Esta polémica, por supuesto, no es nueva; ya que hemos citado El Quijote y Madame
Bovary, deberíamos recordar que son dos hermosos ejemplos de reacción a las novelas
de caballerías y a la peor novela romántica.
En definitiva, el “pedagogo” debe autorizar todas las lecturas. Una de sus alegrías será
cuando el niño abandone la fábrica best-seller “para subir a respirar a casa del amigo
Balzac”.
6. El derecho al bovarismo (enfermedad de transmisión textual)
El “bovarismo”, palabro que obviamente procede de la inmortal Madame Bovary de
Flaubert, es la satisfacción inmediata y exclusiva de nuestras sensaciones, hasta tal
punto de que vivimos tan intensamente lo leído que podemos llegar a confundir lo
cotidiano con lo novelesco. Será pues reconciliarnos con nuestra adolescencia (¡Dios,
qué cosas leíamos! ¡Pero cómo leíamos!) y con los actuales adolescentes, víctimas
propiciatorias de esta deliciosa enfermedad.

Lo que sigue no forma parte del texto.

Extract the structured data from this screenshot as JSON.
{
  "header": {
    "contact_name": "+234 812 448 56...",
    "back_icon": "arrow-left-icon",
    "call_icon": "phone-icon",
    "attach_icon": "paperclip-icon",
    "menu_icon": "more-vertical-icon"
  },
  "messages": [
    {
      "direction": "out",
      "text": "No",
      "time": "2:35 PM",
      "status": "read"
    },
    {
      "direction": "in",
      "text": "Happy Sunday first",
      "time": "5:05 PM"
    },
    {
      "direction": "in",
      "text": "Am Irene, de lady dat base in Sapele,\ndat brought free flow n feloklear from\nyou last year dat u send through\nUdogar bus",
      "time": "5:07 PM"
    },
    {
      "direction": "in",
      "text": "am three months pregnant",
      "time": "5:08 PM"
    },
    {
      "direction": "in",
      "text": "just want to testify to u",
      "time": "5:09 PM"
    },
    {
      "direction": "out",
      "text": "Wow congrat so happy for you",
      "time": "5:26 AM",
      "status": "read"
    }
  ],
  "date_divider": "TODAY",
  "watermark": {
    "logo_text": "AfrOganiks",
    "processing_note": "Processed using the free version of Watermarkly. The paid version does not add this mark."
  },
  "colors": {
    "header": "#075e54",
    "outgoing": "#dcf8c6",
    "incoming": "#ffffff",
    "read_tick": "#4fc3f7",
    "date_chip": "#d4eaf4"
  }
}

7. El derecho a leer en cualquier lugar
Pennac nos cuenta dos divertidos ejemplos, un tanto escatológicos. El primero, el caso
de un soldado que se presentaba de forma sistemática para la ingrata “faena de letrinas”.

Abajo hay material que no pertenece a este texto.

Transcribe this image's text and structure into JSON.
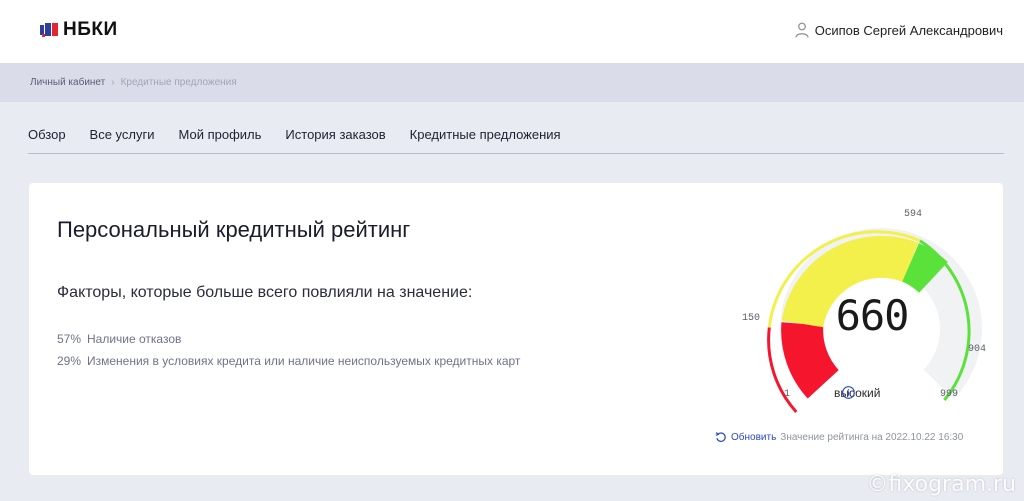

¿Por qué? Porque cambiaba con gusto un cuarto de hora de bayeta por una mañana con
Gogol. El segundo ejemplo es el del soldado Clemenceau, que daba gracias a su
estreñimiento crónico, sin el cual, no habría podido leer las Memorias de Saint-Simon.
8. El derecho a hojear
Porque “cuando no se dispone ni del tiempo ni de los medios para regalarse con una
semana en Venecia, ¿por qué negarse el derecho a pasar allí cinco minutos?”

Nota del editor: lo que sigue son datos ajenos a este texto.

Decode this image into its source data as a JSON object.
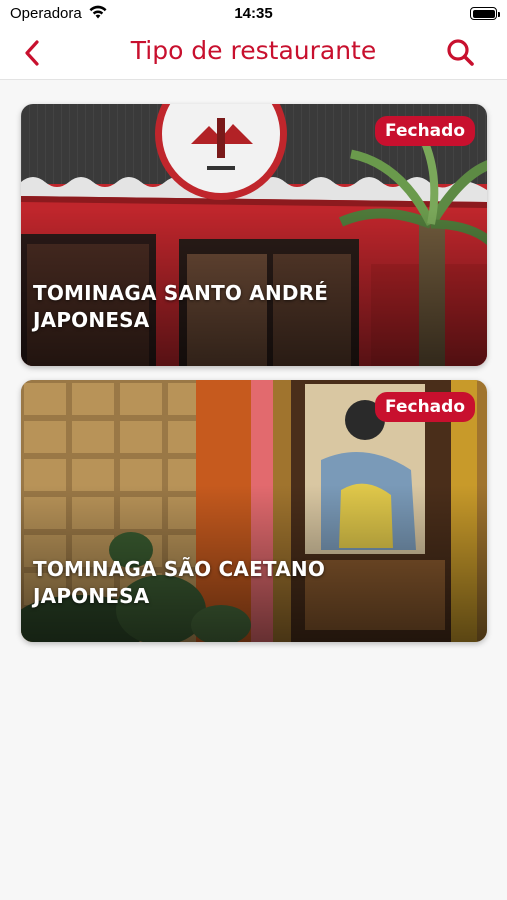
{
  "status_bar": {
    "carrier": "Operadora",
    "time": "14:35"
  },
  "header": {
    "title": "Tipo de restaurante",
    "back_icon": "chevron-left-icon",
    "search_icon": "search-icon"
  },
  "colors": {
    "accent": "#c8102e",
    "background": "#f7f7f7"
  },
  "restaurants": [
    {
      "name": "TOMINAGA SANTO ANDRÉ",
      "type": "JAPONESA",
      "status": "Fechado"
    },
    {
      "name": "TOMINAGA SÃO CAETANO",
      "type": "JAPONESA",
      "status": "Fechado"
    }
  ]
}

9. El derecho a leer en voz alta
Porque que nos lean en voz alta es un acto de amor. Porque tenemos el derecho a
meternos las palabras en la boca antes de clavárnoslas en la cabeza. Porque las palabras
son música y son sabor. Porque “la comprensión de un texto pasa por el sonido de las
palabras”.
10. El derecho a callarnos
Porque “nuestras razones para leer son tan extrañas como nuestras razones para vivir.
Y nadie tiene poderes para pedirnos cuentas sobre esa intimidad”.
Borrémonos delante de los libros que damos a leer, no preguntemos constantemente si
se entendieron o no. Abandonemos de puntillas el escenario: el protagonista es el libro.

Y ya que toca callarse, me callaré de una vez. Pero antes, una pequeña traición al amigo
Pennac (sé que no le dolerá demasiado): “HAY QUE LEER ESTE LIBRO”. Los buenos
libros, como los buenos detergentes, hay que recomendarlos.